There are over-the-counter options available as well as prescriptions. The American Pregnancy Association suggests that you make sure your vitamin contains the ones listed above as well as vitamin C, vitamin A, zinc, and iodine but they do not have to be prescription vitamins. Checking with your doctor for your specific needs is important. One potential benefit to having a prescription is your insurance may cover all or part of the cost. When choosing which OTC prenatal vitamins are best for you, make sure you are checking the label to ensure all the essential vitamins are included.
When to start and how to take prenatal vitamins
It is recommended to start a prenatal vitamin at least one month before conception or as soon as you begin trying to get pregnant. This is important because the first 12 weeks of pregnancy are when the baby’s development is most critical.

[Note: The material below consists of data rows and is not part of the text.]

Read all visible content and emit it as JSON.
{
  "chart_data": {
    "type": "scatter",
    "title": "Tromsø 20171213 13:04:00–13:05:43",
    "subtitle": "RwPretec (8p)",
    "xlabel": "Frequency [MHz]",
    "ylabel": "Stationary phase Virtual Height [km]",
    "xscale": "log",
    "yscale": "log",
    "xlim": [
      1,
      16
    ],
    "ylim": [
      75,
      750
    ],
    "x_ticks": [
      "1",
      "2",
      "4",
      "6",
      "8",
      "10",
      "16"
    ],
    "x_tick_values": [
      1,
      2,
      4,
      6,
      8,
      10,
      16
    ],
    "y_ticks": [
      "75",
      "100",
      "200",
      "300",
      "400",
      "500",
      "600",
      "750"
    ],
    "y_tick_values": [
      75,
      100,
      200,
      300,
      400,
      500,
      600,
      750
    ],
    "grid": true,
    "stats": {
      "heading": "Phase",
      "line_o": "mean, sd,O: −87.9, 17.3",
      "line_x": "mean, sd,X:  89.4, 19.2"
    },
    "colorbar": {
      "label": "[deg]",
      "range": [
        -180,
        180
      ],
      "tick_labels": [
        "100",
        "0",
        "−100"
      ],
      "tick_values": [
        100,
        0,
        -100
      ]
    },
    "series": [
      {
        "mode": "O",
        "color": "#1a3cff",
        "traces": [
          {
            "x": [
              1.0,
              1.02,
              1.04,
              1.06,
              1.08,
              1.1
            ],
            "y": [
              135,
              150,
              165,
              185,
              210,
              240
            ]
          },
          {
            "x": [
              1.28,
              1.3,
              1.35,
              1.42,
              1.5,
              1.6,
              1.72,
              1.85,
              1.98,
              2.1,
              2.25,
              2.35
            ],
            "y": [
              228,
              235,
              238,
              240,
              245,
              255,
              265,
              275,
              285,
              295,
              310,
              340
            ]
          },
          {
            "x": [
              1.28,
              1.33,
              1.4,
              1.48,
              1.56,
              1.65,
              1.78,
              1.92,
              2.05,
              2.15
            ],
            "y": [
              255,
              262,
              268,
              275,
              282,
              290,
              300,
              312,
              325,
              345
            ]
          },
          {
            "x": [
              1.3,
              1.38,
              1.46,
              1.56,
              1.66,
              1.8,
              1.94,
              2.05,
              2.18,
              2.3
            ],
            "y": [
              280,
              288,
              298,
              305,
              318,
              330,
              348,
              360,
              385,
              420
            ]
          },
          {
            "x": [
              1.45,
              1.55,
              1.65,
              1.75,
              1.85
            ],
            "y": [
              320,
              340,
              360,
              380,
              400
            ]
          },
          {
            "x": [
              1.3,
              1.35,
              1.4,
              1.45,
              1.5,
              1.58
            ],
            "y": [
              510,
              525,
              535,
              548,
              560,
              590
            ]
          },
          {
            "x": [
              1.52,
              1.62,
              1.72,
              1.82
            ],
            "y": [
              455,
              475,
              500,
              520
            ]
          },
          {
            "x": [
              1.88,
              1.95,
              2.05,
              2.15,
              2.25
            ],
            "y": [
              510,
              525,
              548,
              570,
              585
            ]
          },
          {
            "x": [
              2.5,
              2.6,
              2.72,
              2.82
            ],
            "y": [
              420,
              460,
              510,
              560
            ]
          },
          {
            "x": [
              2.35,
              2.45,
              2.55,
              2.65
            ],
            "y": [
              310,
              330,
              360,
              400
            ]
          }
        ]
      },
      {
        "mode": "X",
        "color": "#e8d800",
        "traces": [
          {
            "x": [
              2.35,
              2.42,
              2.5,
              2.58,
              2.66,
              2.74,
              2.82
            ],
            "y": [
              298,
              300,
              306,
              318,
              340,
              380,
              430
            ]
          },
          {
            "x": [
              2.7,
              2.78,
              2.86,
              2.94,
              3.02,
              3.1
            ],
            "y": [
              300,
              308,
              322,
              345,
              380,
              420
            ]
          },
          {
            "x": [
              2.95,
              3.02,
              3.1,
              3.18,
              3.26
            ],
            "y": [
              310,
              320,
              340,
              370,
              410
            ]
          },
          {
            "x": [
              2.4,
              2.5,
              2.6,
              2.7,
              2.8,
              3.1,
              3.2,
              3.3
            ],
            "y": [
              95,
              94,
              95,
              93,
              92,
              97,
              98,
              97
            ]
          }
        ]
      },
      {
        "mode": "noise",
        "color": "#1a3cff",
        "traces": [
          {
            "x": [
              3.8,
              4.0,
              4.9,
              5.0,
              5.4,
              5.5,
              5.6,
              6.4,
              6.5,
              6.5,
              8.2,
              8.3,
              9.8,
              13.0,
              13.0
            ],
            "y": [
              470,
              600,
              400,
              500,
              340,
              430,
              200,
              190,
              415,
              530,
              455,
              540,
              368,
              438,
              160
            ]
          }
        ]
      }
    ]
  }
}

Prenatal vitamins can be taken any time of day. They can be taken with or without food. However, some women can get an upset stomach and taking them with food can help prevent that. In addition to upset stomach, constipation can also be a concern. In this case drink plenty of fluids, try to eat more fiber, and include physical activity in your daily routine. If these things do not help you can ask your healthcare provider about adding a stool softener.
Prenatal vitamins post pregnancy
Prenatal vitamins are also important after giving birth to supplement important nutrients needed for breastfeeding mothers to prevent anemia and calcium deficiencies. It is recommended by the American Pregnancy Association that you continue prenatal vitamins for as long as you are breast feeding. In addition to your prenatal vitamin some health care providers will also recommend a higher dose of vitamin D. Check with your doctor for their recommendations.